Authorities have identified a woman who died when she was caught in a powerful avalanche while back country skiing in northern Colorado.
Michelle Lindsay, 29, of Fort Collins was buried under snow at Diamond Peak Sunday, The Coloradoan reports.
Other members of Lindsay’s ski party dug her from the snow, but found she was not breathing, The Larimer County Sheriff’s Office said.
Lindsay was declared dead at the scene. She died from asphyxiation while trapped under the snow, The Larimer County Coroner’s Office said Tuesday.
Lindsay’s death was the first avalanche fatality reported in the country this snow season, the newspaper reported.

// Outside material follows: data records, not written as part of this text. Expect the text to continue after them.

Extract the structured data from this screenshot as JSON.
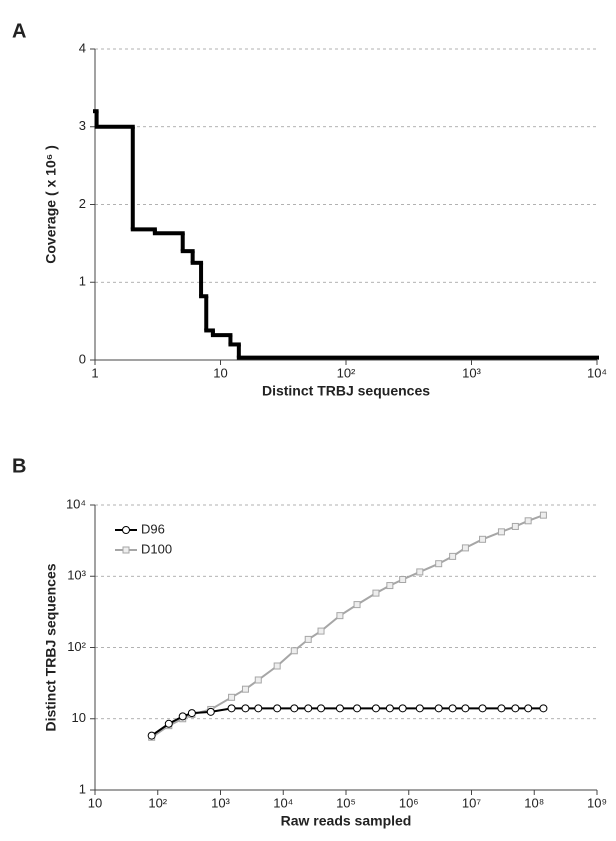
{
  "chart_data": [
    {
      "type": "step",
      "panel": "A",
      "x_label": "Distinct TRBJ sequences",
      "y_label": "Coverage ( x 10⁶ )",
      "xscale": "log",
      "xlim": [
        1,
        10000
      ],
      "ylim": [
        0,
        4
      ],
      "xticks": [
        1,
        10,
        {
          "value": 100,
          "label": "10²"
        },
        {
          "value": 1000,
          "label": "10³"
        },
        {
          "value": 10000,
          "label": "10⁴"
        }
      ],
      "yticks": [
        0,
        1,
        2,
        3,
        4
      ],
      "grid": true,
      "series": [
        {
          "color": "#000000",
          "x": [
            1,
            1.03,
            2,
            3,
            5,
            6,
            7,
            7.7,
            8.7,
            12,
            14
          ],
          "values": [
            3.2,
            3.0,
            1.68,
            1.63,
            1.4,
            1.25,
            0.82,
            0.38,
            0.32,
            0.2,
            0.03
          ]
        }
      ]
    },
    {
      "type": "line",
      "panel": "B",
      "x_label": "Raw reads sampled",
      "y_label": "Distinct TRBJ sequences",
      "xscale": "log",
      "yscale": "log",
      "xlim": [
        10,
        1000000000
      ],
      "ylim": [
        1,
        10000
      ],
      "xticks": [
        10,
        {
          "value": 100,
          "label": "10²"
        },
        {
          "value": 1000,
          "label": "10³"
        },
        {
          "value": 10000,
          "label": "10⁴"
        },
        {
          "value": 100000,
          "label": "10⁵"
        },
        {
          "value": 1000000,
          "label": "10⁶"
        },
        {
          "value": 10000000,
          "label": "10⁷"
        },
        {
          "value": 100000000,
          "label": "10⁸"
        },
        {
          "value": 1000000000,
          "label": "10⁹"
        }
      ],
      "yticks": [
        1,
        10,
        {
          "value": 100,
          "label": "10²"
        },
        {
          "value": 1000,
          "label": "10³"
        },
        {
          "value": 10000,
          "label": "10⁴"
        }
      ],
      "grid": true,
      "legend": "upper-left",
      "x": [
        80,
        150,
        250,
        350,
        700,
        1500,
        2500,
        4000,
        8000,
        15000,
        25000,
        40000,
        80000,
        150000,
        300000,
        500000,
        800000,
        1500000,
        3000000,
        5000000,
        8000000,
        15000000,
        30000000,
        50000000,
        80000000,
        140000000
      ],
      "series": [
        {
          "name": "D96",
          "color": "#000000",
          "marker": "circle",
          "values": [
            5.8,
            8.5,
            10.8,
            12,
            12.5,
            14,
            14,
            14,
            14,
            14,
            14,
            14,
            14,
            14,
            14,
            14,
            14,
            14,
            14,
            14,
            14,
            14,
            14,
            14,
            14,
            14
          ]
        },
        {
          "name": "D100",
          "color": "#a6a6a6",
          "marker": "square",
          "values": [
            5.5,
            8,
            10,
            11.5,
            13.5,
            20,
            26,
            35,
            55,
            90,
            130,
            170,
            280,
            400,
            580,
            740,
            900,
            1150,
            1500,
            1900,
            2500,
            3300,
            4200,
            5000,
            6000,
            7200
          ]
        }
      ]
    }
  ]
}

The avalanche happened at the peak just north of Rocky Mountain National Park, 68 miles west of Fort Collins.
A 2- to 3-foot sheet of snow, ice and rock plummeted 500 vertical feet over a wide area, the Colorado Avalanche Information Center reported.
The center warned of considerable avalanche danger Monday for the Rocky Mountain Front Range, which includes the area where Lindsay died.
Communities along the Rocky Mountains have seen record or near-record snowfall since September. The center urged people skiing in the back country to use extreme caution.
The death comes on the heels of a 2018-2019 snow season in Colorado that killed eight people, two more fatalities above the average for avalanche deaths the state sees every season.
MORE: Colorado’s 2018-2019 avalanche season claimed 8 lives. Experts say there’s much to learn from how they died.
The Colorado Avalanche Information Center fielded reports of 46 people caught in avalanches in 2018, 16 of them who were buried. That is the highest number of people caught and buried the agency has ever recorded.